Il existe d’autres études sur Kourouma, mais elles recoupent mutatis mutandis celles qui viennent d’être évoquées. Elles visent à démontrer la spécificité d’une écriture malinké de la langue française ou à explorer les subtilités de l’esthétique du « griot africain », comme si l’africanité — concept ambigu — était une forme littéraire. Tout se passe alors comme si, à force de définir à tout prix des « spécifités » linguistiques ou culturelles, les critiques de Kourouma, comme c’est le cas avec beaucoup d’écrivains africains, pèchent par ignorance, peut-être, lorsqu’ils versent ainsi dans un certain essentialisme. Ils procèdent comme si l’écriture était d’abord africaine avant d’être romanesque, comme s’il incombait aux écrivains africains une sorte de « fardeau de la preuve », à repérer absolument, ou à mettre à l’oeuvre dans un genre littéraire très commun, le roman. Cette tradition critique laisse souvent échapper d’autres aspects littéraires tout aussi importants.

C’est dans un tel contexte que s’inscrit le présent numéro d’Études françaises qui entend aborder l’écriture de Kourouma dans une tout autre perspective, celle des rapports du roman avec les mémoires du temps présent. Des traces des événements historiques qui rapprochent le roman des récits de témoignage existent. Nombreuses. Apprécier cette archive romanesque de la mémoire africaine exige cependant d’analyser les modalités de sa mise en fiction plutôt que d’envisager de tels événements au premier degré comme l’expression d’une pure réalité sociale. Car, se souvenir de Kourouma, c’est aussi soutenir une certaine conception de la littérature face à d’autres discours comme l’histoire. C’est interroger le regard de l’artiste sur la société à travers un discours — la littérature — et un genre : le roman. Dans ce numéro, la réflexion sur le roman et l’histoire est abordée sous trois principaux angles, qui ne sont évidemment pas exclusifs.

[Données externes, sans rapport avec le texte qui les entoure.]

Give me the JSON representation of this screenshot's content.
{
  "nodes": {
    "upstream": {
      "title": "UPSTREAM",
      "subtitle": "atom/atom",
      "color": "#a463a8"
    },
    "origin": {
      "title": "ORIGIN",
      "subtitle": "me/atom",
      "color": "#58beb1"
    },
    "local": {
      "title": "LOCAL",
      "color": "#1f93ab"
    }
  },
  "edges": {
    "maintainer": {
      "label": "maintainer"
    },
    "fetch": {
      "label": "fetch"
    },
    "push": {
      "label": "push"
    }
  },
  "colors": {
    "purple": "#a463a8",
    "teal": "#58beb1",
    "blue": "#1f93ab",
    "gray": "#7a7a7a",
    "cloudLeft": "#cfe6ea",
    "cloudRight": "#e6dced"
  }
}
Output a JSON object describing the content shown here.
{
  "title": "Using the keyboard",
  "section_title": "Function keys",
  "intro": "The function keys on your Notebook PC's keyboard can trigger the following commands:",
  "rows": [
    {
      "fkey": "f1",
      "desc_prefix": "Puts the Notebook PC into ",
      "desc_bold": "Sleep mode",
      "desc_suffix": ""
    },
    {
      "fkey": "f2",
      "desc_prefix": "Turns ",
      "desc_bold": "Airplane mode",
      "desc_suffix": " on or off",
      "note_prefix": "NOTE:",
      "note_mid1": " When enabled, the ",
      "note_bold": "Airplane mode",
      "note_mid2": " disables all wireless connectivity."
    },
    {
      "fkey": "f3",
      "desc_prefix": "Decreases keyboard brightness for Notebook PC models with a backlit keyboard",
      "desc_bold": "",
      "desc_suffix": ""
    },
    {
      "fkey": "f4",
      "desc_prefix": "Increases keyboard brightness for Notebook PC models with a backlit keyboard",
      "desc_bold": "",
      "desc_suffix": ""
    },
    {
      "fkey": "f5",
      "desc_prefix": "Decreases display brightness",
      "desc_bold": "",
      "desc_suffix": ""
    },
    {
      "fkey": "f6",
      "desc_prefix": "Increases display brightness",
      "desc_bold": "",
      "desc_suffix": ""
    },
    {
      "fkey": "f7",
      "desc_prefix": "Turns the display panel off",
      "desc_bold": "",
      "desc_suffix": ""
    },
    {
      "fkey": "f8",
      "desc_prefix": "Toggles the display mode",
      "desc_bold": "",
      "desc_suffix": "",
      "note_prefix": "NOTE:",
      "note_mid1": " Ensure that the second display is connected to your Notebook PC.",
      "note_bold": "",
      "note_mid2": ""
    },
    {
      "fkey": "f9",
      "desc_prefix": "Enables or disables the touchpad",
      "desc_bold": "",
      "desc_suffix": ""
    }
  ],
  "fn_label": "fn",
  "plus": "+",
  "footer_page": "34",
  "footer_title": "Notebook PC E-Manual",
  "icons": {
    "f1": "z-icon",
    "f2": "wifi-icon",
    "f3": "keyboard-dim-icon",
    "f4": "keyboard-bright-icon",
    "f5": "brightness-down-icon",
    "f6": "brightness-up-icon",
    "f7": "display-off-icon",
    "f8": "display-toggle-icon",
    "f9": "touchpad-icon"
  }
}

Celui des rapports entre l’histoire et la fiction est tout d’abord traité par Josias Semujanga, Alexie Tcheuyap et Sélom Gbanou qui analysent, chacun à sa manière, la façon dont le roman retravaille les événements historiques et leur donne une dimension esthétique. Le deuxième angle de notre dossier est constitué par l’analyse linguistique des romans de Kourouma, romans métadiscursifs agissant sur le débat de la langue d’écriture dans la critique africaine. Les enjeux linguistiques révèlent toujours une rhétorique et une poétique du discours romanesque, et de nouvelles formes de récit, depuis les traces des discours antérieurs (Christiane Ndiaye), ou les figures de l’humour (Xavier Garnier). Une troisième perspective est représentée par des approches faisant elles-mêmes le procès du romanesque chez Kourouma dans le but affirmé de valider les réflexions venant d’autres disciplines des sciences humaines comme les études féministes (Véronique Bonnet) ou la phénoménologie du récit de témoignage (Armelle Cressent).

Si le roman se manifeste, suivant le choix de l’écrivain, sous forme d’archive d’une mémoire du temps présent ou comme celle de l’histoire immédiate, c’est qu’il permet de réfléchir sur des relations qui se tissent entre la critique littéraire et l’histoire comme discipline. Car l’écriture romanesque trie dans la masse des événements de l’histoire pour en construire le sens dans sa double acception d’orientation et d’axiologie sur la ligne du temps. Subsisterait-il une certaine nostalgie idéologique ou éthique de la critique littéraire, voulant que la reconfiguration d’une histoire-mémoire du temps présent en Afrique, ou dans le monde, passe aussi par la littérature ? Dans un sens, on serait tenté de répondre par l’affirmative. De fait, s’interroger sur de tels rapports, comme le fait chaque auteur de ce dossier, c’est indéniablement une manière d’explorer également ce qui, pour chacun, fait figure de valeur dans l’évocation des événements du passé pour le lecteur actuel.